We may not have realized it at the time, as noted by Scott Horton from Harper's Magazine, but in the period from late 2001 to January 19, 2009, many argue that the U.S. was a dictatorship. (Source: harpers.org)

Bush Memorandums Made Available

A set of memorandums written by U.S. Department of Justice (DoJ) lawyers were recently disclosed to the public by the Obama administration. The memorandums note how the Bush administration gave the authority to wiretap the Internet and telephone calls with no limitations, suppress journalists, restrict freedom of speech, and allegedly allowed the President to domestically use the U.S. military against suspected terrorists. (Source: cnet.com)
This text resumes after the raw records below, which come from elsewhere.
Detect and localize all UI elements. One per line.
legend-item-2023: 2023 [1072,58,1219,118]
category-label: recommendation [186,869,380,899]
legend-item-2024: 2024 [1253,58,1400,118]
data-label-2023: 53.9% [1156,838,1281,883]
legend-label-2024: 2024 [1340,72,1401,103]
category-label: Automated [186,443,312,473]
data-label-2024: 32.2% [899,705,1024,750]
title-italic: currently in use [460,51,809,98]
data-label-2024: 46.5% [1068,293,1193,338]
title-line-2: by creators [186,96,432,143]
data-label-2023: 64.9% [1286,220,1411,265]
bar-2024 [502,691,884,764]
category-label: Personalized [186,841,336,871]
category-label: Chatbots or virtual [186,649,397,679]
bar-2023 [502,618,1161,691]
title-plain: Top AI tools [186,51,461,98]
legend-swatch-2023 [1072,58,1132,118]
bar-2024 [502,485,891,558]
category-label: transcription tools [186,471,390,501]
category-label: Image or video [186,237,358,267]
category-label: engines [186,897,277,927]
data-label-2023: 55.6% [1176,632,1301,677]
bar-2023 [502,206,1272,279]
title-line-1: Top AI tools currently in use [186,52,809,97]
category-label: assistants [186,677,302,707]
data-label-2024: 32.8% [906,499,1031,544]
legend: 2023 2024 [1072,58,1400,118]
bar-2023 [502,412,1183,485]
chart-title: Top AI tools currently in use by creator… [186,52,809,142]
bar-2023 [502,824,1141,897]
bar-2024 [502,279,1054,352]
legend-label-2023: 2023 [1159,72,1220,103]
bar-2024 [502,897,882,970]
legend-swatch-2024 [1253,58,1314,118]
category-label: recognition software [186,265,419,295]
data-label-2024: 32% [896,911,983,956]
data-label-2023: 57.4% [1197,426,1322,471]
The Bush administration memos came after the September 11, 2001 attacks. The memos provide glimpses into the arguments used to justify those claims and the depths of those beliefs. (Source: consortiumnews.com)

Memos Laid Framework For Police State

The Bush memos appear to do nothing more than subvert the U.S. Constitution while justifying the actions of an administration.

A September 2001 memo (PDF) attempted to justify the warrantless surveillance program alleging that "the president must be able to use whatever means necessary to prevent attacks on the United States: this power, by implication, includes the authority to collect information necessary for its effective exercise." (Source (PDF): usdoj.gov)

An October 2001 memo (PDF) says that "the president has the legal and constitutional authority to use military force within the United States to respond to and combat future acts of terrorism, and that the Posse Comitatus Act does not bar deployment." It also tried to justify censorship restrictions on newspapers and the Internet, trying to subvert the First Amendment. (Source (PDF): usdoj.gov)

A 2002 memo (PDF) alleged that a suspect could be tortured "so long as the United States does not intend for a detainee to be tortured post-transfer, however, no criminal liability will attach to a transfer, even if the foreign country receiving the detainee does torture him." (Source (PDF): usdoj.gov)

Alleged 'Executive Powers' Struck Down By Courts

Some of the unchecked executive branch powers have been deemed illegal by federal courts, including the U.S. Supreme Court. Other lawsuits are pending over the abuse of self-serving powers created by the Bush administration.

After running the U.S. as, arguably, a dictatorship for 7 years, a January 15, 2009 memo (PDF) found that the Bush-era wiretap memos were no longer valid. (Source (PDF): usdoj.gov)

Attorney General Eric Holder said that Americans deserve a government that operates with transparency and openness when he announced that the Bush memos were being released. It remains to be seen whether or not President Obama will continue Bush's style or not and whether transparency and openness will apply to pending lawsuits involving Bush's alleged wiretapping.